Science data – support for researchers

Quick Guide: Data Storage Clean Up

Why is this important?

With more and more digital data being generated in research, there is a growing need to ensure that data storage spaces are used efficiently. A regular clean up of  the project storage will not only facilitate findability, reproducibility and sustainability of the data but will also help to keep data preservation costs more manageable.

The goal of a data storage cleanup is to free up storage space and enhance data organization by removing redundant or unnecessary files, archiving important data and ensuring compliant and well documented data are kept in storage.

Quick Guide

Indications below offer a general guideline to start organizing your project storage space.

Quick Guide Explained

Review and appraise the data in your project directory. Identify data files in active use, candidates for long-term retention or deletion.

 

             Redundant or temporary files

  • Are data files duplicated?
  • Are data files intermediate or temporary files irrelevant for the project result?
  • Are data files debugging, testing or placeholder data irrelevant for the project result?

            Format or usability issues

  • Are data stored in unreadable, broken or corrupt formats?
  • Are data incomplete or of low-quality, rendering it unusable?
  • Are that data files incomprehensible due to lack of documentation?

 

 

If yes: you may consider removing these files from your storage.

 

If yes: consider improving the file quality or adding documentation where possible.

(The support team can help you recover data from outdated file formats or help you set-up research documentation.)

Where not possible you may want to consider removing these files from your storage.

              Legal aspects

  • Is storage of the data no longer required by policy?
    Check the data retention period. Verify also whether your funder or journal have specific requirements for data preservation
  • Is storage or deletion of the data needed to comply legal or contractual obligations?
    Check agreements with third parties (e.g. data sharing agreements, consortium or commercial collaborations, patent applications) for obligations regarding the data, as these might restrict the (long-term) storage of data. 

 

            Copyright and usage rights
           (data obtained from or with 3rd parties )

  • Is storage of the data allowed by copyright/license?
  • What are the terms of use of the data and what are the provisions regarding (long-term) storage?
    Rights to store the data might be limited when you are an user of data mainly managed by others (e.g. data from public archives or agencies ).
    Check always what are your rights to the data and whether (long-term) storage is allowed.

             Data protection  

  • Are you storing personal data and are there GDPR considerations that limit the storage of data files?
    Check whether you have a valid legal basis to store the data. Consider data minimization criteria and keep an eye on how long data should be stored.
  • If working with personal or otherwise sensitive data: Are there ethics considerations that could limit the storage of data files?

 

 

Make sure you are retaining data for as long as it is required. Where no retention obligations apply, data might be a candidate for deletion.
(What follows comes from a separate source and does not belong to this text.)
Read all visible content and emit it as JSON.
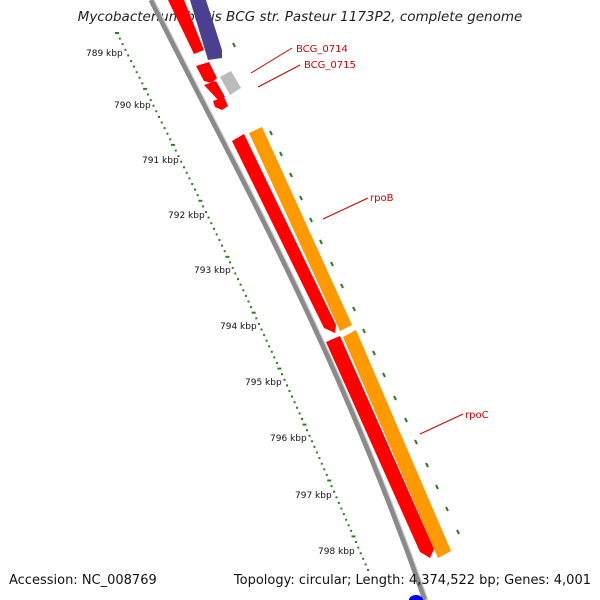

Note that, even without obligations, data might still be relevant to preserve. Always check the scientific value or reuse potential of the data before considering deletion! 

 

 

 

 

Only store data you are allowed to keep.
If storage/archiving of data is not allowed, you should consider removing these files from your storage or discussing further with the copyright holder/interested parties.

 

 

 

 

If you are storing personal data that you should not be retaining, you may need to consider removing these files from your storage or taking an additional action, such as pseudonymising the data.

Always ensure you are storing personal (or otherwise sensitive data) data in a secure environment and in a secure way.

 

            Scientific Value

  • Supports published or submitted findings
  • Necessary for reproducibility or validation of research
  • Unique, costly or hard–to-reproduce data

             Reuse potential

  • Potential secondary use and analysis for research
  • Teaching and learning use
  • Linked to tools or code that support reuse

            Other considerations

  • Policy, public or community value
  • Private or commercial value (e.g patent application)

 

 

Even when not required by policy or other obligations, data may be valuable to preserve.

Decision-making regarding which data is valuable to keep for the long-term can be challenging. Each discipline will have tailored criteria regarding the value of data files. You might need to develop specific criteria for data selection within your group/division.

Are data to be archived?
VAULT IT!

Archive finalized, published or reproducible datasets.

 

Are data to be destroyed?
Destroy/delete safely

Remove unnecessary , irrelevant or non-compliant data.

  • Ensure you carry out any deletion or removal of data in a secure manner.
  • Use secure tools to ensure complete deletion where needed (sensitive data).
  • Where needed, document what was deleted, by whom and why (make sure you record the disposal of the data in alignment with disciplinary standards and responsible research guidelines).

 

You may need to revisit the data at a later stage to decide whether data still meets the conditions to be kept in storage or to develop a criteria for data selection within your discipline.

Perform data triage and cleanup periodically, or (a) at the end of a project phase, (a) after publication submission, (c) before project closure or researcher departure.